Mit „Marionette“ meldet sich die Band nicht nur mit dem angekündigten Album, sondern auch mit der neuen Frontfrau Britta Herzog zurück. Leider lässt das Cover durch seine schlechte Aufmachung einige Befürchtungen aufkommen. Dabei ist die Musik durchaus professionell gespielt und mit guten Ansätzen gespickt. Für erfahrene Musiker würde man allerdings erwarten, dass diese Ansätze ausgebaut werden. Stilistisch und soundtechnisch vergleichen sich Amartia mit The Gathering, was der ganzen Sache schon recht nahe kommt. Die Instrumentalisierung steckt auf diesem Album stark zurück und stellt in all der „progressiv-atmospherischen“ Gestaltung schnell die Geduld des Zuhörers auf die Probe. In der Info als Progressive Metal deklariert, würde ich allerdings nicht einmal großzügig die Bezeichnung „Rock“ gelten lassen, selbst wenn auf dem Album eine selten auftauchende E-Gitarre zeitweise etwas lauter gemischt ist.Insgesamt finden die Songs keine echten Höhepunkte und wirken eher wie Momentaufnahmen bestimmter Situationen .

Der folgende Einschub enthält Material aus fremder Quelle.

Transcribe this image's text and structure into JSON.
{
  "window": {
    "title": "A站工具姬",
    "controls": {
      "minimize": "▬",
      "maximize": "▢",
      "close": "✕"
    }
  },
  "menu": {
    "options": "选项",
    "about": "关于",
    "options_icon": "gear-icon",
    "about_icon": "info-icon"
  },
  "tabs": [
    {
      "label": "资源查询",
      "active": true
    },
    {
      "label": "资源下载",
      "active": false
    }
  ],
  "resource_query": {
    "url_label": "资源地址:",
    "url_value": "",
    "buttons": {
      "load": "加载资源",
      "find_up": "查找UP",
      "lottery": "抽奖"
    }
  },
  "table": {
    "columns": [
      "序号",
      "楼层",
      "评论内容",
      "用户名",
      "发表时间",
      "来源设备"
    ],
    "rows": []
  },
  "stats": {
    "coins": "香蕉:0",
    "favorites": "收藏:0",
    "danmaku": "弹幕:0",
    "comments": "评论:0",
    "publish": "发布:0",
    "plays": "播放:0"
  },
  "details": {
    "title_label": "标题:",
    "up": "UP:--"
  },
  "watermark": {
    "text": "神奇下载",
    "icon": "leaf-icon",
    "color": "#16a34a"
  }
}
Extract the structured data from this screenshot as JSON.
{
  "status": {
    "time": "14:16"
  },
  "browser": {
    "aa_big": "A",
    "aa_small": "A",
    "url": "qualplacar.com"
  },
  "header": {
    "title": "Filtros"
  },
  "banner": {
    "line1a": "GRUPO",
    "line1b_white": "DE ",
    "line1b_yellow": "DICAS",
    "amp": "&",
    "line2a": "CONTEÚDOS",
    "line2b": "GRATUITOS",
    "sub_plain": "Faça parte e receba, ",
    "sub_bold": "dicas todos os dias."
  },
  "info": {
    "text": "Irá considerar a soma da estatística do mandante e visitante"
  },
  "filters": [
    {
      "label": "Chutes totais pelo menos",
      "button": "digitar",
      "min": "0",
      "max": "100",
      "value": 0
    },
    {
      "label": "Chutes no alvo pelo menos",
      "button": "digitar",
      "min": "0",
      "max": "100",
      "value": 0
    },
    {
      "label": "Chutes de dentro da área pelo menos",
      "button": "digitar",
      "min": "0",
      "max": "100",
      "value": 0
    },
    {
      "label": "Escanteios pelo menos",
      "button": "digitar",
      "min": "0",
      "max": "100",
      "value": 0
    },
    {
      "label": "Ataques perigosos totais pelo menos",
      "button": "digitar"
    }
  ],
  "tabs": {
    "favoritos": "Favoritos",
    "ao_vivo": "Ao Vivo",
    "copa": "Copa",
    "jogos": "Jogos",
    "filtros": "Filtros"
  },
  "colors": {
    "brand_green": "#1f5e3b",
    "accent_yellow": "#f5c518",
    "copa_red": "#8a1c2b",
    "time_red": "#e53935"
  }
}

Die Stimme der Frontfrau Britta Herzog ist dabei ein Lichtblick, wenn auch ohne einprägsame Linien oder große Möglichkeiten, sich optimal zu entfalten. Die Songtexte variieren dabei zwischen englischer, französischer und deutscher Sprache. Amartia präsentiert keinerlei Rockfaktor oder gar Highlights; vielmehr verstehe ich die Band mit einem künstlerischen Anspruch in Musik und Text, der sicherlich genauso gewollt ist, wie er auf „Marionette“ verewigt wurde. Es erfordert daher einen musikalischen und emotionalen Zugang zu dieser Scheibe. Ich persönlich kann sie in diesem Sinne leider nur echten Liebhabern weiterempfehlen.Anspieltipps: „Desert“, „NDE“

+ Bonustrack „Just Try“+ Multimedia – Track

Der General zieht seine Schlüsse: Die beigelegte Bandinfo hat einen geringen Gehalt, aber ein „Fretless Bass“ findet extra Erwähnung. Genau das ist leider in meinen Augen auch symptomatisch für die Musik der Band.